Our deepest fear is we are powerful beyond measure. ~ “Our Greatest Fear” by Marianne Williamson

I can deal with mediocrity
or beam with respect
and even accept failure
though I fault someone else.
But what if, instead of life
beyond my wildest dreams,
I find myself really able to change the world
my world, your world, even just a bit?
What if what I do – what I did – really mattered?
As long as things remain within a range of foreseeable,
okay, no big deal.
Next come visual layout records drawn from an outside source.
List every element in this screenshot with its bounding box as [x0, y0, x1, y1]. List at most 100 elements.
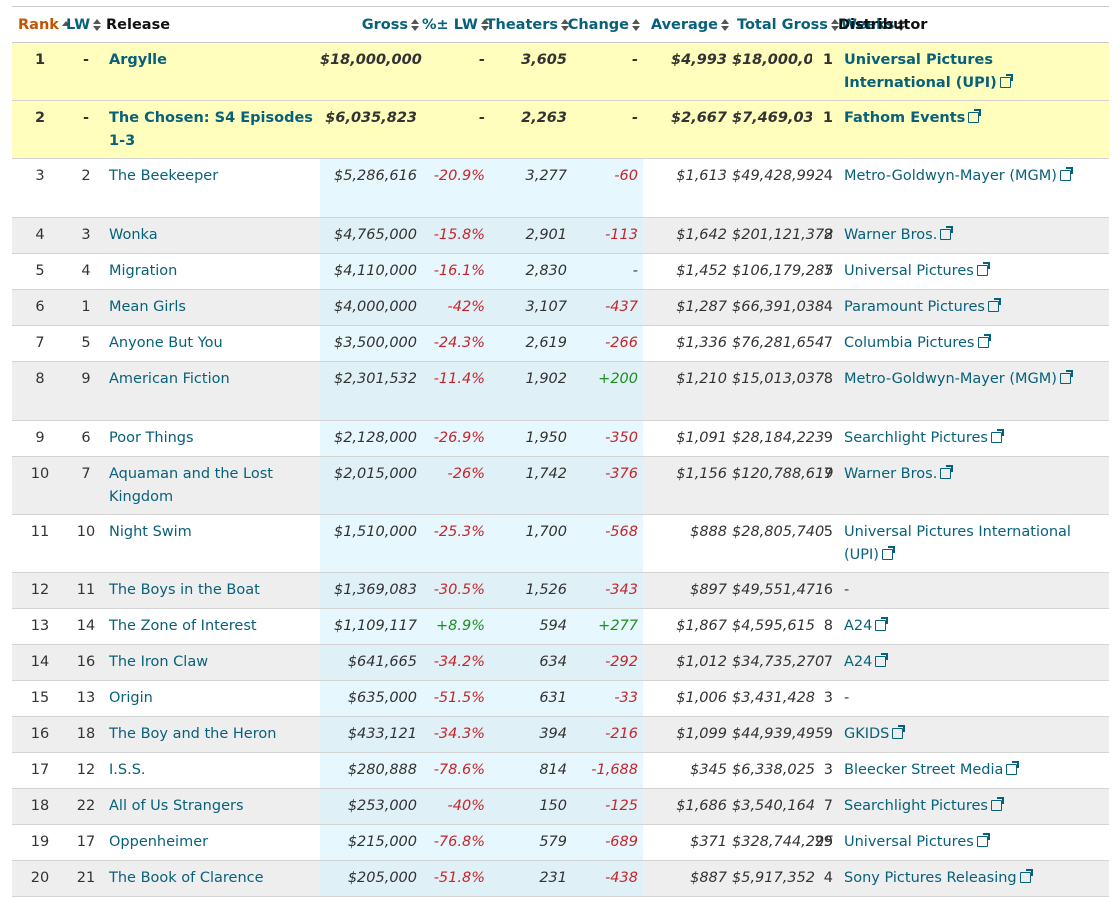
external-link-icon — [968, 109, 982, 123]
average-cell: $1,336 — [643, 326, 732, 361]
release-link[interactable]: Migration — [109, 263, 178, 279]
sort-pct-lw-header[interactable]: %± LW — [422, 7, 490, 42]
sort-rank-header[interactable]: Rank — [12, 7, 70, 42]
release-link[interactable]: The Book of Clarence — [109, 870, 264, 886]
distributor-cell: Universal Pictures International (UPI) — [836, 43, 1086, 100]
release-cell: Mean Girls — [106, 290, 320, 325]
weeks-cell: 8 — [823, 371, 833, 387]
release-cell: Argylle — [106, 43, 320, 100]
average-cell: $1,210 — [643, 362, 732, 420]
rank-cell: 9 — [35, 430, 45, 446]
pct-change-cell: -16.1% — [422, 254, 490, 289]
distributor-link[interactable]: Warner Bros. — [844, 465, 954, 482]
release-link[interactable]: American Fiction — [109, 371, 230, 387]
release-link[interactable]: The Beekeeper — [109, 168, 219, 184]
average-cell: $888 — [643, 515, 732, 572]
theater-change-cell: - — [572, 43, 643, 100]
gross-cell: $280,888 — [320, 753, 422, 788]
distributor-link[interactable]: GKIDS — [844, 725, 906, 742]
distributor-link[interactable]: Searchlight Pictures — [844, 797, 1004, 814]
distributor-cell: Paramount Pictures — [836, 290, 1086, 325]
gross-cell: $4,110,000 — [320, 254, 422, 289]
sort-theaters-header[interactable]: Theaters — [486, 7, 572, 42]
release-link[interactable]: Aquaman and the Lost Kingdom — [109, 466, 273, 505]
distributor-link[interactable]: Metro-Goldwyn-Mayer (MGM) — [844, 167, 1073, 184]
sort-icon — [480, 18, 489, 31]
gross-cell: $1,109,117 — [320, 609, 422, 644]
sort-gross-header[interactable]: Gross — [320, 7, 422, 42]
distributor-cell: Columbia Pictures — [836, 326, 1086, 361]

I reason then I turned my life,
my will over to that big a power.
But what if I find out my god, as I understand,
as I defined and crafted, what if
what I know is too small,
understated, incomplete?
What if I made up an inadequate god?
Who do I blame if God failed to fail?

A Time for Verse

May 172012
 

“Words that seal us forever,”
she said then just moved right on,
completing a thought while I lingered.
Promises, vows, solemn oaths,
the superglue of life  —
sometimes they’re lies,
occasionally boasts,
just braggadocia intended in jest —
but a source of admiration
from one we would wow or woo.
But once words  gain eternal life….
How can I come by discernment
to grasp the nature of my binding words
and courage sever bonds unwisely made?

May 162012
 

I found my tribe, the social architecture that fulfills my every need for camaraderie and conviviality. ~ Alcoholics Anonymous, 4th Edition, page 333

An ugly duckling, I wandered alone
among others, different, strange
when they were all I’d known.
Certain of nothing, convinced something
could be done if only I knew what or how
I cowered, hiding, or brazenly took charge
but never belonged.
Chance brought me together with another,
an other like me. How did I know?
I don’t know. I needed no rationale,
had no cause to act shy or bold.
I just knew all was well. I was home.

May 152012
 

He that is too secure is not safe. ~ Thomas Fuller

Made in the shade.
I’ve got this down,
understand the program,
have worked the steps.
Let me tell you all the secrets,
teach you the shortcuts.
That first thing in the morning
and as you go to bed each night?
Don’t get too hung up on that —
after all, you chose your higher power
and know what it takes for you two.
And meetings? After a while
you’ve heard it all, same story
seventy-second verse.
It’s all the truth, told to me by Zoe and Ysa.
You never met them? Well Zoe —
she relapsed, died in the addiction.
And Ysa, she’s around.
Come to think of it,
she’s pretty much a ball.
or a blimp. Maybe
they were wrong…

Shared by itsgreg: http://www.flickr.com/photos/itsgreg/


 

May 142012
 

Gut-punched, I step in gingerly
feeling the extent of damage
like I inch into a swimming pool.
Plenty bad, embarrassing but manageable.
I sit, wanting to lash out, wanting vengeance
but for what? How could that help?
Established patterns remind me
of solace-seeking in the kitchen
and beyond, friendly anonymous drive-throughs,
but why? If food would help, maybe,
but I’ve tested those waters long enough.
I know they compound, don’t console.
Instead, I talk to trusted confidants,
allow time to sit here, to absorb and release.
Then I repair damage, remind myself
of facts I knew – know –  resolve to remember
and move on to life worth living,
friends worth trusting, to recovery.